September 14, 2011
Statement by Indonesian Delegation at the 18th Session of the Human Right Council Panel on the Realization of the Human Right to Development
Allow me to begin by pledging Indonesia’s staunch commitment to the full enjoyment and effective realization of the right to development. Indeed, our advocacy of this right goes back several decades and we have always attached great importance to seeing it established on a par with other fundamental rights. In making this statement, Indonesian delegation aligns itself with the statement made by Egypt on behalf of the Non-Aligned Movement and Pakistan on behalf of the OIC.
We fully concur with the view that development is about global partnership in providing access to opportunities towards the constant improvement of human wellbeing in such a way as to guarantee citizens’ freedom from want and the fear of deprivation and to allow them to live in dignity.
Therefore it is pertinent to place the right to development at the heart of development policies and programmes in developing countries as well as to internalize it among marginalized segments of society in developed countries.
In the past 25 years since the adoption of the UN Declaration on the Right to Development in 1986, much has been achieved in the promotion and implementation of the right to development. However, much more still needs to be done.
For our part, at the national level we continue to implement a “growth with equity strategy” which promotes pro-growth, pro-job and pro-poor development policies and is guided by the vision of sustainable development. We firmly believe in the impact of development on the full enjoyment of human rights and in the strong linkage between development and the fulfillment of our human rights obligations, as we also believe in the inseparable nature of the economic, social and cultural rights of our citizens and of their civil and political rights.

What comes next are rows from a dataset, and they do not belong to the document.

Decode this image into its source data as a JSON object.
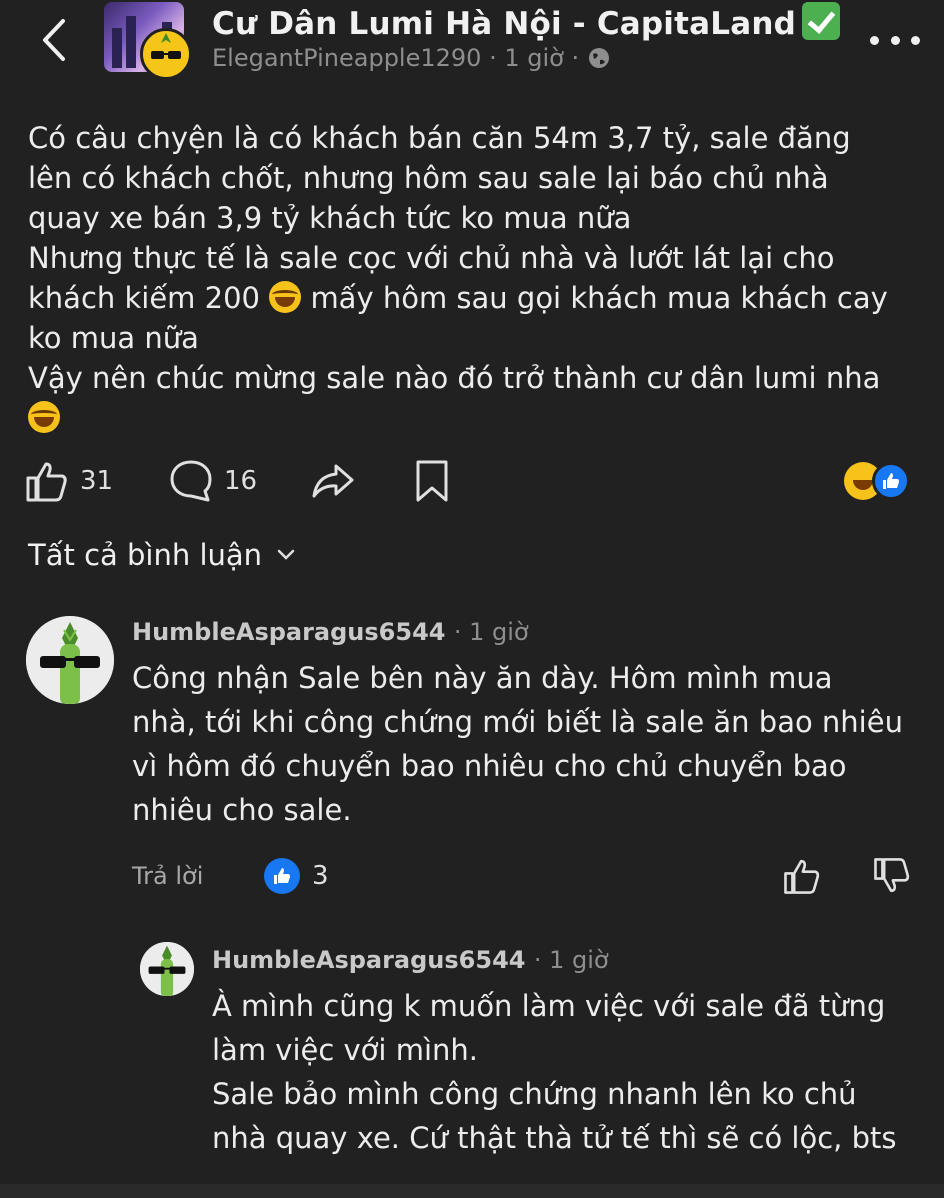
{
  "header": {
    "group_name": "Cư Dân Lumi Hà Nội - CapitaLand",
    "author": "ElegantPineapple1290",
    "time": "1 giờ",
    "separator": "·"
  },
  "post": {
    "lines": [
      "Có câu chyện là có khách bán căn 54m 3,7 tỷ, sale đăng",
      "lên có khách chốt, nhưng hôm sau sale lại báo chủ nhà",
      "quay xe bán 3,9 tỷ khách tức ko mua nữa",
      "Nhưng thực tế là sale cọc với chủ nhà và lướt lát lại cho",
      "khách kiếm 200",
      "mấy hôm sau gọi khách mua khách cay",
      "ko mua nữa",
      "Vậy nên chúc mừng sale nào đó trở thành cư dân lumi nha"
    ]
  },
  "actions": {
    "likes": "31",
    "comments": "16"
  },
  "comments_section": {
    "title": "Tất cả bình luận"
  },
  "comments": [
    {
      "author": "HumbleAsparagus6544",
      "time": "· 1 giờ",
      "lines": [
        "Công nhận Sale bên này ăn dày. Hôm mình mua",
        "nhà, tới khi công chứng mới biết là sale ăn bao nhiêu",
        "vì hôm đó chuyển bao nhiêu cho chủ chuyển bao",
        "nhiêu cho sale."
      ],
      "reply_label": "Trả lời",
      "like_count": "3"
    },
    {
      "author": "HumbleAsparagus6544",
      "time": "· 1 giờ",
      "lines": [
        "À mình cũng k muốn làm việc với sale đã từng",
        "làm việc với mình.",
        "Sale bảo mình công chứng nhanh lên ko chủ",
        "nhà quay xe. Cứ thật thà tử tế thì sẽ có lộc, bts"
      ]
    }
  ],
  "colors": {
    "background": "#212121",
    "like_blue": "#1877f2",
    "verified_green": "#4caf50"
  },
  "icons": [
    "back-chevron-icon",
    "verified-check-icon",
    "globe-icon",
    "more-dots-icon",
    "thumbs-up-icon",
    "comment-bubble-icon",
    "share-arrow-icon",
    "bookmark-icon",
    "haha-reaction-icon",
    "like-reaction-icon",
    "chevron-down-icon",
    "downvote-icon"
  ]
}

Meanwhile, at the international level we shall continue to support the work of the Working Group and to cooperate with other states, regionally as well as globally, to develop sustainable partnerships towards the realization of the right to development. This also includes the urgent need for global governance reforms, which entail democratisation, participation, transparency, accountability, and non-discrimination at the international levels and international decision making processes. At this point, allow me to ask the panelists on how the HRC and its mechanisms can contribute to the global governance reform of International Financial Institutions in order to facilitate the promotion of the right to development globally.